The very best of Sanjay Dutt
Sanjay Dutt turns 50 on July 29, and his has been a long and chequered story, replete with high drama.
The son of Sunil and Nargis Dutt, Sanju came into the industry with much fanfare with Rocky, has seen well more than his fair share of scandal and controversy, and despite all odds still connects with the people.
Here's a look at ten highlights from Sanjay's very varied filmography:
Sanjay's second film was with director Subhash Ghai, and pitted him alongside stellar thespians Dilip Kumar, Shammi Kapoor and Sanjeev Kapoor. He plays a young man driven to revenge in a very melodramatic saga, but manages to establish himself well enough amongst a very experienced cast.
Image: A scene from Rocky
Mahesh Bhatt's Naam was yet another film pitting Dutt alongside strong actors, but this time it was his aunt Nutan he had to share screen space with.
The film is about Indians settling abroad, and Dutt does commendably, for the first time really showing his strengths as an actor.
Image: A scene from Naam
Possibly Dutt's most enduring romance, this Lawrence D'Souza film starred him and Salman Khan competing for the affections of Madhuri Dixit.
Cast against his action-hero type, Sanju plays a shy, handicapped poet -- and does significantly well in the part.
Image: A scene from Saajan
7. Haseena Maan Jaayegi
It isn't easy for any actor to be pitted against an in-form Govinda (who effortlessly chewed Amitabh Bachchan up in Bade Miyan Chhote Miyan) in a comedy, but Sanju showed terrific comic timing in this David Dhawan film.
Farce is hard, and even harder when the actors are making up the laughs instead of the script.
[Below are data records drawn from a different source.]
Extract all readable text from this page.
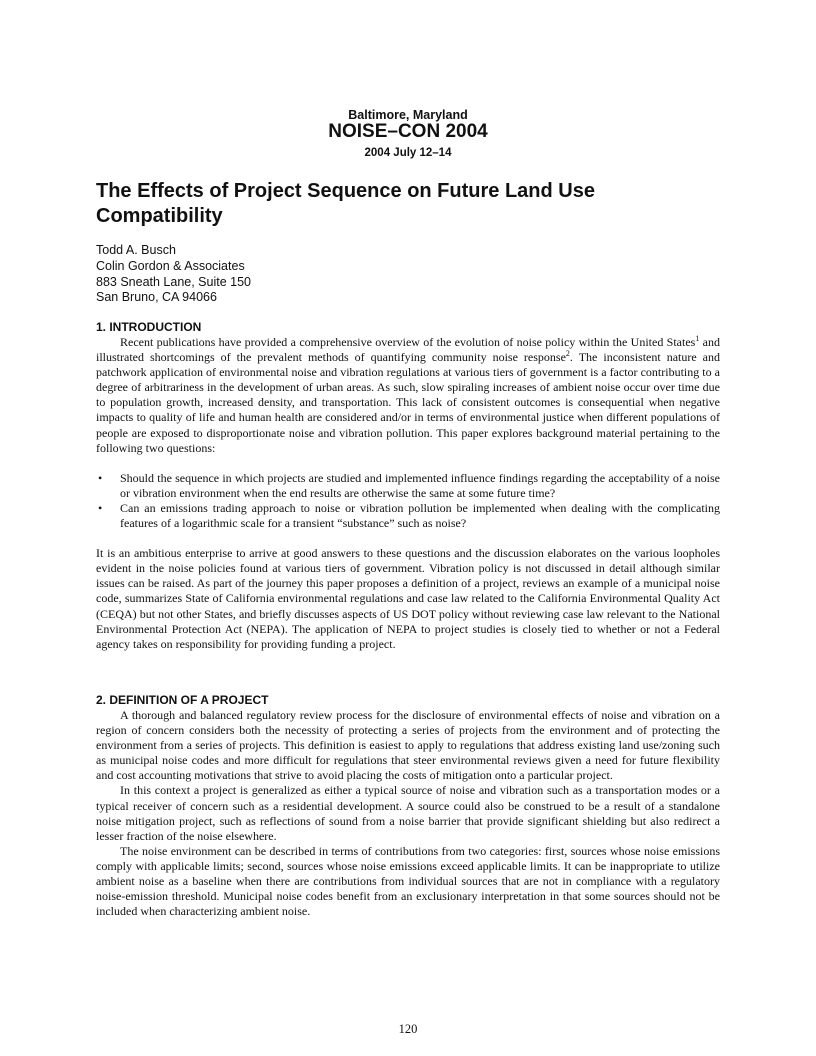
Baltimore, Maryland
NOISE–CON 2004
2004 July 12–14
The Effects of Project Sequence on Future Land Use Compatibility
Todd A. Busch
Colin Gordon & Associates
883 Sneath Lane, Suite 150
San Bruno, CA 94066
1. INTRODUCTION

Recent publications have provided a comprehensive overview of the evolution of noise policy within the United States$^1$ and illustrated shortcomings of the prevalent methods of quantifying community noise response$^2$. The inconsistent nature and patchwork application of environmental noise and vibration regulations at various tiers of government is a factor contributing to a degree of arbitrariness in the development of urban areas. As such, slow spiraling increases of ambient noise occur over time due to population growth, increased density, and transportation. This lack of consistent outcomes is consequential when negative impacts to quality of life and human health are considered and/or in terms of environmental justice when different populations of people are exposed to disproportionate noise and vibration pollution. This paper explores background material pertaining to the following two questions:

• Should the sequence in which projects are studied and implemented influence findings regarding the acceptability of a noise or vibration environment when the end results are otherwise the same at some future time?
• Can an emissions trading approach to noise or vibration pollution be implemented when dealing with the complicating features of a logarithmic scale for a transient “substance” such as noise?

It is an ambitious enterprise to arrive at good answers to these questions and the discussion elaborates on the various loopholes evident in the noise policies found at various tiers of government. Vibration policy is not discussed in detail although similar issues can be raised. As part of the journey this paper proposes a definition of a project, reviews an example of a municipal noise code, summarizes State of California environmental regulations and case law related to the California Environmental Quality Act (CEQA) but not other States, and briefly discusses aspects of US DOT policy without reviewing case law relevant to the National Environmental Protection Act (NEPA). The application of NEPA to project studies is closely tied to whether or not a Federal agency takes on responsibility for providing funding a project.

2. DEFINITION OF A PROJECT

A thorough and balanced regulatory review process for the disclosure of environmental effects of noise and vibration on a region of concern considers both the necessity of protecting a series of projects from the environment and of protecting the environment from a series of projects. This definition is easiest to apply to regulations that address existing land use/zoning such as municipal noise codes and more difficult for regulations that steer environmental reviews given a need for future flexibility and cost accounting motivations that strive to avoid placing the costs of mitigation onto a particular project.

In this context a project is generalized as either a typical source of noise and vibration such as a transportation modes or a typical receiver of concern such as a residential development. A source could also be construed to be a result of a standalone noise mitigation project, such as reflections of sound from a noise barrier that provide significant shielding but also redirect a lesser fraction of the noise elsewhere.

The noise environment can be described in terms of contributions from two categories: first, sources whose noise emissions comply with applicable limits; second, sources whose noise emissions exceed applicable limits. It can be inappropriate to utilize ambient noise as a baseline when there are contributions from individual sources that are not in compliance with a regulatory noise-emission threshold. Municipal noise codes benefit from an exclusionary interpretation in that some sources should not be included when characterizing ambient noise.

120
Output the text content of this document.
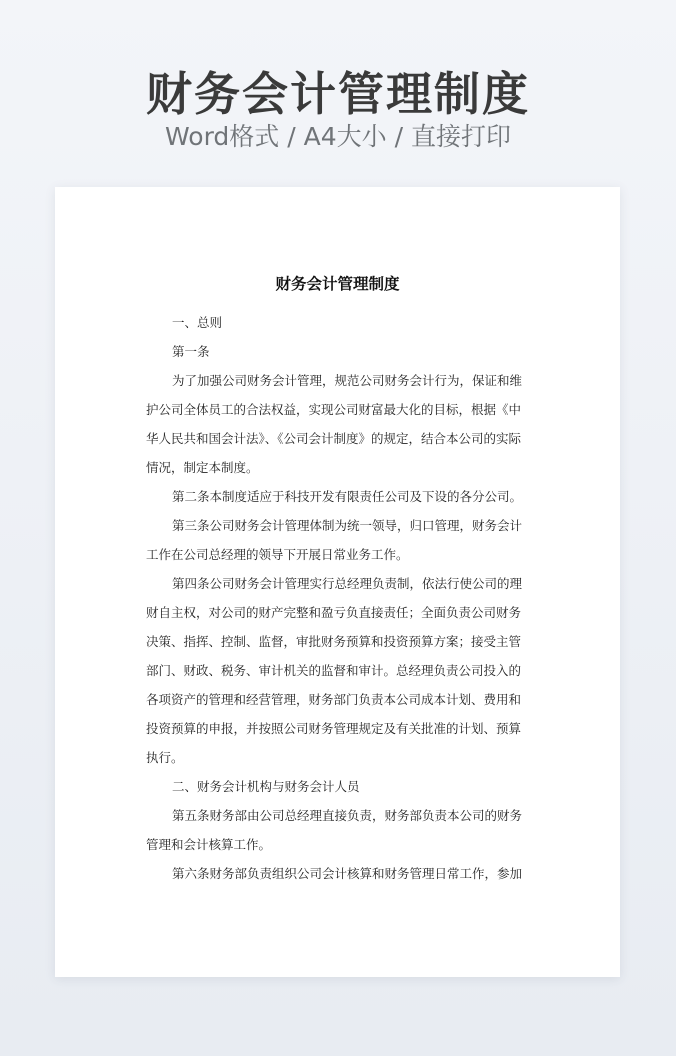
财务会计管理制度
Word格式 / A4大小 / 直接打印
财务会计管理制度

一、总则

第一条

为了加强公司财务会计管理，规范公司财务会计行为，保证和维

护公司全体员工的合法权益，实现公司财富最大化的目标，根据《中

华人民共和国会计法》、《公司会计制度》的规定，结合本公司的实际

情况，制定本制度。

第二条本制度适应于科技开发有限责任公司及下设的各分公司。

第三条公司财务会计管理体制为统一领导，归口管理，财务会计

工作在公司总经理的领导下开展日常业务工作。

第四条公司财务会计管理实行总经理负责制，依法行使公司的理

财自主权，对公司的财产完整和盈亏负直接责任；全面负责公司财务

决策、指挥、控制、监督，审批财务预算和投资预算方案；接受主管

部门、财政、税务、审计机关的监督和审计。总经理负责公司投入的

各项资产的管理和经营管理，财务部门负责本公司成本计划、费用和

投资预算的申报，并按照公司财务管理规定及有关批准的计划、预算

执行。

二、财务会计机构与财务会计人员

第五条财务部由公司总经理直接负责，财务部负责本公司的财务

管理和会计核算工作。

第六条财务部负责组织公司会计核算和财务管理日常工作，参加
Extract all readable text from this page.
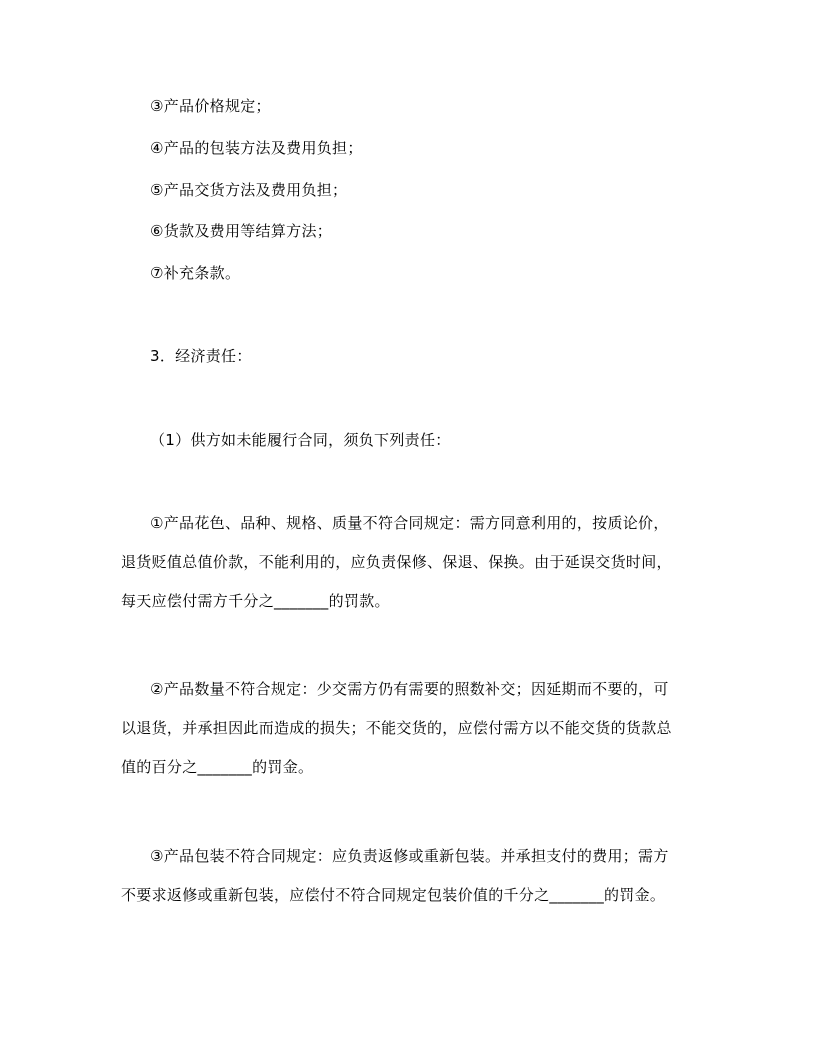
③产品价格规定；
④产品的包装方法及费用负担；
⑤产品交货方法及费用负担；
⑥货款及费用等结算方法；
⑦补充条款。
3．经济责任：
（1）供方如未能履行合同，须负下列责任：
①产品花色、品种、规格、质量不符合同规定：需方同意利用的，按质论价，
退货贬值总值价款，不能利用的，应负责保修、保退、保换。由于延误交货时间，
每天应偿付需方千分之_______的罚款。
②产品数量不符合规定：少交需方仍有需要的照数补交；因延期而不要的，可
以退货，并承担因此而造成的损失；不能交货的，应偿付需方以不能交货的货款总
值的百分之_______的罚金。
③产品包装不符合同规定：应负责返修或重新包装。并承担支付的费用；需方
不要求返修或重新包装，应偿付不符合同规定包装价值的千分之_______的罚金。
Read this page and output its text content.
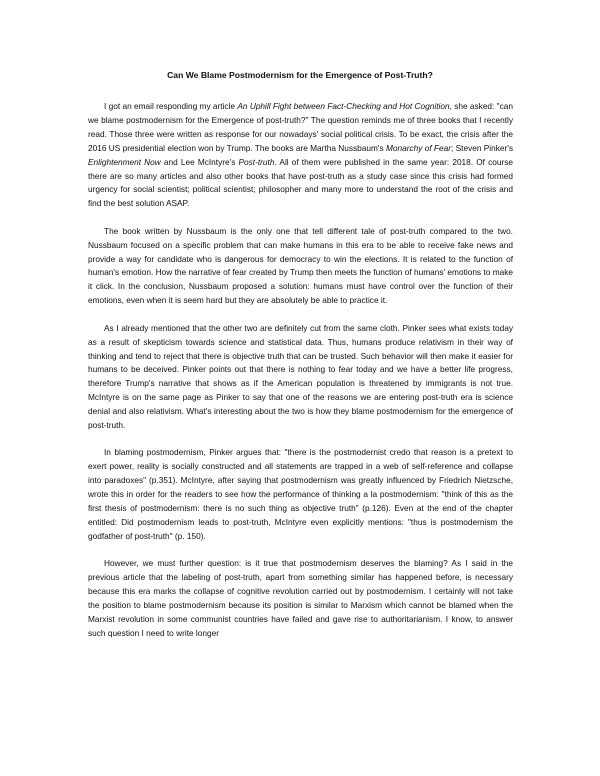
Can We Blame Postmodernism for the Emergence of Post-Truth?

I got an email responding my article An Uphill Fight between Fact-Checking and Hot Cognition, she asked: "can we blame postmodernism for the Emergence of post-truth?" The question reminds me of three books that I recently read. Those three were written as response for our nowadays' social political crisis. To be exact, the crisis after the 2016 US presidential election won by Trump. The books are Martha Nussbaum's Monarchy of Fear; Steven Pinker's Enlightenment Now and Lee McIntyre's Post-truth. All of them were published in the same year: 2018. Of course there are so many articles and also other books that have post-truth as a study case since this crisis had formed urgency for social scientist; political scientist; philosopher and many more to understand the root of the crisis and find the best solution ASAP.

The book written by Nussbaum is the only one that tell different tale of post-truth compared to the two. Nussbaum focused on a specific problem that can make humans in this era to be able to receive fake news and provide a way for candidate who is dangerous for democracy to win the elections. It is related to the function of human's emotion. How the narrative of fear created by Trump then meets the function of humans' emotions to make it click. In the conclusion, Nussbaum proposed a solution: humans must have control over the function of their emotions, even when it is seem hard but they are absolutely be able to practice it.

As I already mentioned that the other two are definitely cut from the same cloth. Pinker sees what exists today as a result of skepticism towards science and statistical data. Thus, humans produce relativism in their way of thinking and tend to reject that there is objective truth that can be trusted. Such behavior will then make it easier for humans to be deceived. Pinker points out that there is nothing to fear today and we have a better life progress, therefore Trump's narrative that shows as if the American population is threatened by immigrants is not true. McIntyre is on the same page as Pinker to say that one of the reasons we are entering post-truth era is science denial and also relativism. What's interesting about the two is how they blame postmodernism for the emergence of post-truth.

In blaming postmodernism, Pinker argues that: "there is the postmodernist credo that reason is a pretext to exert power, reality is socially constructed and all statements are trapped in a web of self-reference and collapse into paradoxes" (p.351). McIntyre, after saying that postmodernism was greatly influenced by Friedrich Nietzsche, wrote this in order for the readers to see how the performance of thinking a la postmodernism: "think of this as the first thesis of postmodernism: there is no such thing as objective truth" (p.126). Even at the end of the chapter entitled: Did postmodernism leads to post-truth, McIntyre even explicitly mentions: "thus is postmodernism the godfather of post-truth" (p. 150).

However, we must further question: is it true that postmodernism deserves the blaming? As I said in the previous article that the labeling of post-truth, apart from something similar has happened before, is necessary because this era marks the collapse of cognitive revolution carried out by postmodernism. I certainly will not take the position to blame postmodernism because its position is similar to Marxism which cannot be blamed when the Marxist revolution in some communist countries have failed and gave rise to authoritarianism. I know, to answer such question I need to write longer
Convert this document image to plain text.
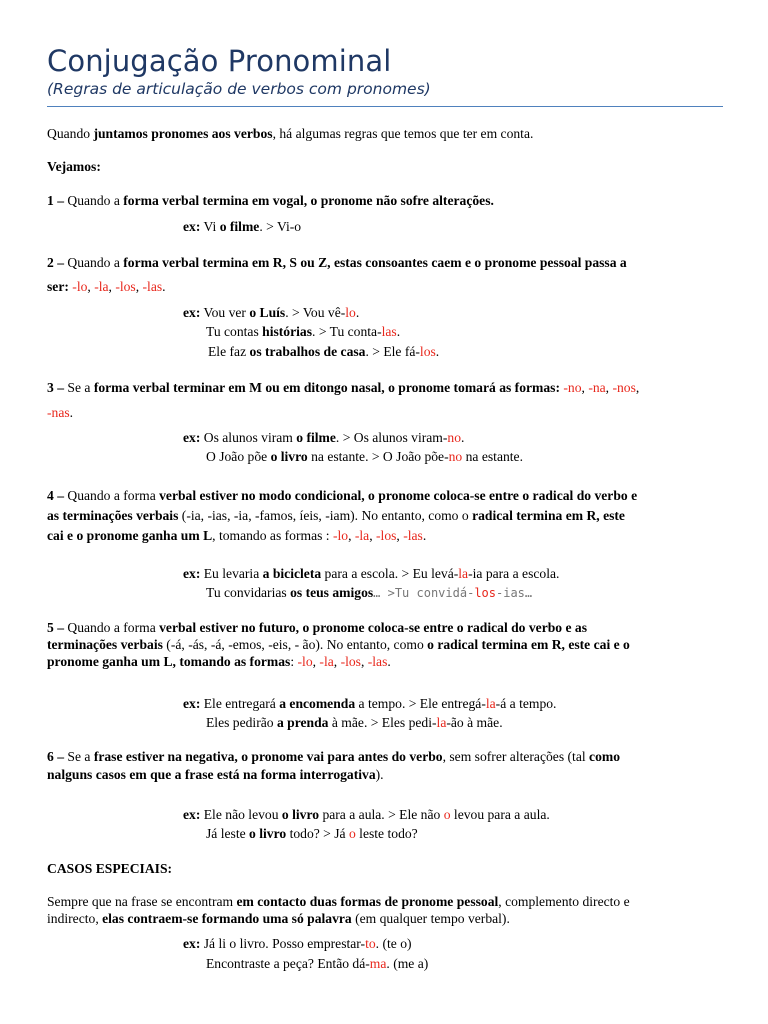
Conjugação Pronominal
(Regras de articulação de verbos com pronomes)
Quando juntamos pronomes aos verbos, há algumas regras que temos que ter em conta.
Vejamos:
1 – Quando a forma verbal termina em vogal, o pronome não sofre alterações.
ex: Vi o filme. > Vi-o
2 – Quando a forma verbal termina em R, S ou Z, estas consoantes caem e o pronome pessoal passa a
ser: -lo, -la, -los, -las.
ex: Vou ver o Luís. > Vou vê-lo.
Tu contas histórias. > Tu conta-las.
Ele faz os trabalhos de casa. > Ele fá-los.
3 – Se a forma verbal terminar em M ou em ditongo nasal, o pronome tomará as formas: -no, -na, -nos,
-nas.
ex: Os alunos viram o filme. > Os alunos viram-no.
O João põe o livro na estante. > O João põe-no na estante.
4 – Quando a forma verbal estiver no modo condicional, o pronome coloca-se entre o radical do verbo e
as terminações verbais (-ia, -ias, -ia, -famos, íeis, -iam). No entanto, como o radical termina em R, este
cai e o pronome ganha um L, tomando as formas : -lo, -la, -los, -las.
ex: Eu levaria a bicicleta para a escola. > Eu levá-la-ia para a escola.
Tu convidarias os teus amigos… >Tu convidá-los-ias…
5 – Quando a forma verbal estiver no futuro, o pronome coloca-se entre o radical do verbo e as
terminações verbais (-á, -ás, -á, -emos, -eis, - ão). No entanto, como o radical termina em R, este cai e o
pronome ganha um L, tomando as formas: -lo, -la, -los, -las.
ex: Ele entregará a encomenda a tempo. > Ele entregá-la-á a tempo.
Eles pedirão a prenda à mãe. > Eles pedi-la-ão à mãe.
6 – Se a frase estiver na negativa, o pronome vai para antes do verbo, sem sofrer alterações (tal como
nalguns casos em que a frase está na forma interrogativa).
ex: Ele não levou o livro para a aula. > Ele não o levou para a aula.
Já leste o livro todo? > Já o leste todo?
CASOS ESPECIAIS:
Sempre que na frase se encontram em contacto duas formas de pronome pessoal, complemento directo e
indirecto, elas contraem-se formando uma só palavra (em qualquer tempo verbal).
ex: Já li o livro. Posso emprestar-to. (te o)
Encontraste a peça? Então dá-ma. (me a)
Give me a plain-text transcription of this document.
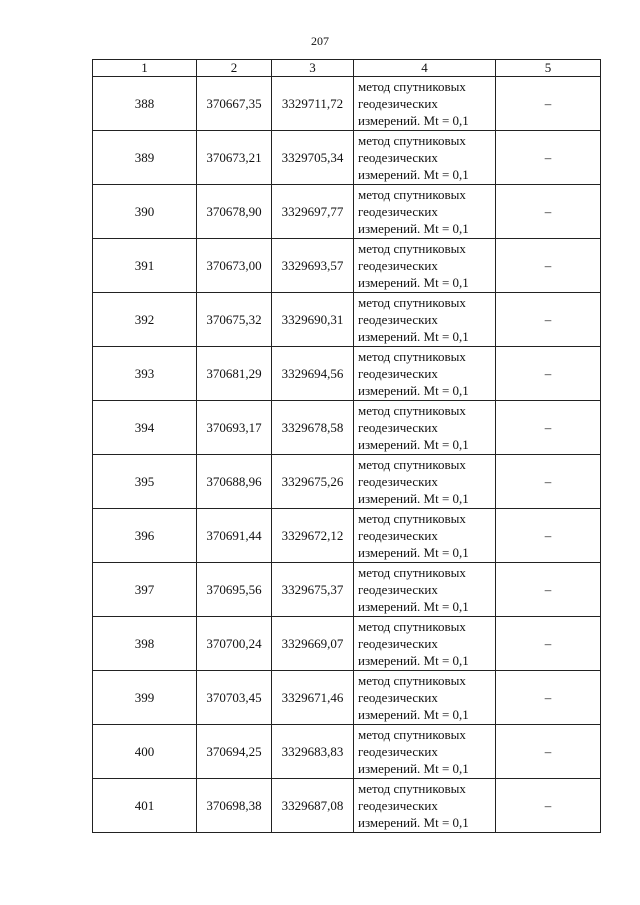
207
1	2	3	4	5
388	370667,35	3329711,72	метод спутниковых
геодезических
измерений. Mt = 0,1	–
389	370673,21	3329705,34	метод спутниковых
геодезических
измерений. Mt = 0,1	–
390	370678,90	3329697,77	метод спутниковых
геодезических
измерений. Mt = 0,1	–
391	370673,00	3329693,57	метод спутниковых
геодезических
измерений. Mt = 0,1	–
392	370675,32	3329690,31	метод спутниковых
геодезических
измерений. Mt = 0,1	–
393	370681,29	3329694,56	метод спутниковых
геодезических
измерений. Mt = 0,1	–
394	370693,17	3329678,58	метод спутниковых
геодезических
измерений. Mt = 0,1	–
395	370688,96	3329675,26	метод спутниковых
геодезических
измерений. Mt = 0,1	–
396	370691,44	3329672,12	метод спутниковых
геодезических
измерений. Mt = 0,1	–
397	370695,56	3329675,37	метод спутниковых
геодезических
измерений. Mt = 0,1	–
398	370700,24	3329669,07	метод спутниковых
геодезических
измерений. Mt = 0,1	–
399	370703,45	3329671,46	метод спутниковых
геодезических
измерений. Mt = 0,1	–
400	370694,25	3329683,83	метод спутниковых
геодезических
измерений. Mt = 0,1	–
401	370698,38	3329687,08	метод спутниковых
геодезических
измерений. Mt = 0,1	–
Image: A scene from Haseena Maan Jaayegi
6. Mission Kashmir
Vidhu Vinod Chopra's Kashmir film had its share of flaws -- and more than its share of jingoism -- but Sanjay Dutt was excellent in his role as a grizzled cop.
One scene in particular stands out, where he gets home after a truly horrible day, washes his face and bursts into song to charm his wife and shield her from the truth.
Image: A scene from Mission Kashmir
Dutt plays a taxi driver in this highly acclaimed Mahesh Bhatt film also starring Sadashiv Amrapurkar and Pooja Bhatt. Amrapurkar had the author-backed role as a villainous eunuch and did very well, but it was Dutt who firmly anchored the film in place and kept it real.
Image: A scene from Sadak
The film might be best known for a song about a blouse, but Sanjay Dutt was also in crackling form in Subhash Ghai's blockbuster, playing a truly menacing villain laced with enough edge to stay authentically unpredictable.
A very impressive performance by an actor wonderfully sure of himself.
Image: A scene from Khalnayak
Dutt took the bad boy act to a whole different level in Mahesh Manjrekar's gripping saga of a naive young snack-seller going on to become one of Mumbai's most feared dons.
It's a tricky character graph but Dutt goes from wide-eyed innocence to cold-blooded crimelordgiri with extreme alacrity, to find redemption at the end. Bravo.
Image: A scene from Vaastav
2. Munna Bhai MBBS
Sanjay Dutt rediscovered himself in this Rajkumar Hirani classic as he played a lovable gangster who wanted to become a doctor.
There are missteps along the way as he lapses hilariously into brute force, and in the end it takes a truly powerful performance to sell us magical hugs and make it work oh so well.
Image: A scene from Munna Bhai MBBS
1. Lage Raho Munna Bhai
Hirani and his entire team topped themselves in this fantastic sequel, and while encomiums were mostly reserved for Arshad Warsi's portrayal of Circuit, the fact remains that Dutt held the emotional core of the film -- the truly tough part in a film where you're already laughing gleefully.
A scene where he tells Circuit about his father's death is made all the more poignant by Sunil Sr's recent real life passing, and the fact that it was he who played Munna's father in the original film, and by the time Sanjay finishes making up with Arshad, it's hard to keep your eye dry.
A remarkable performance in a remarkable film. Kudos, Sanjay.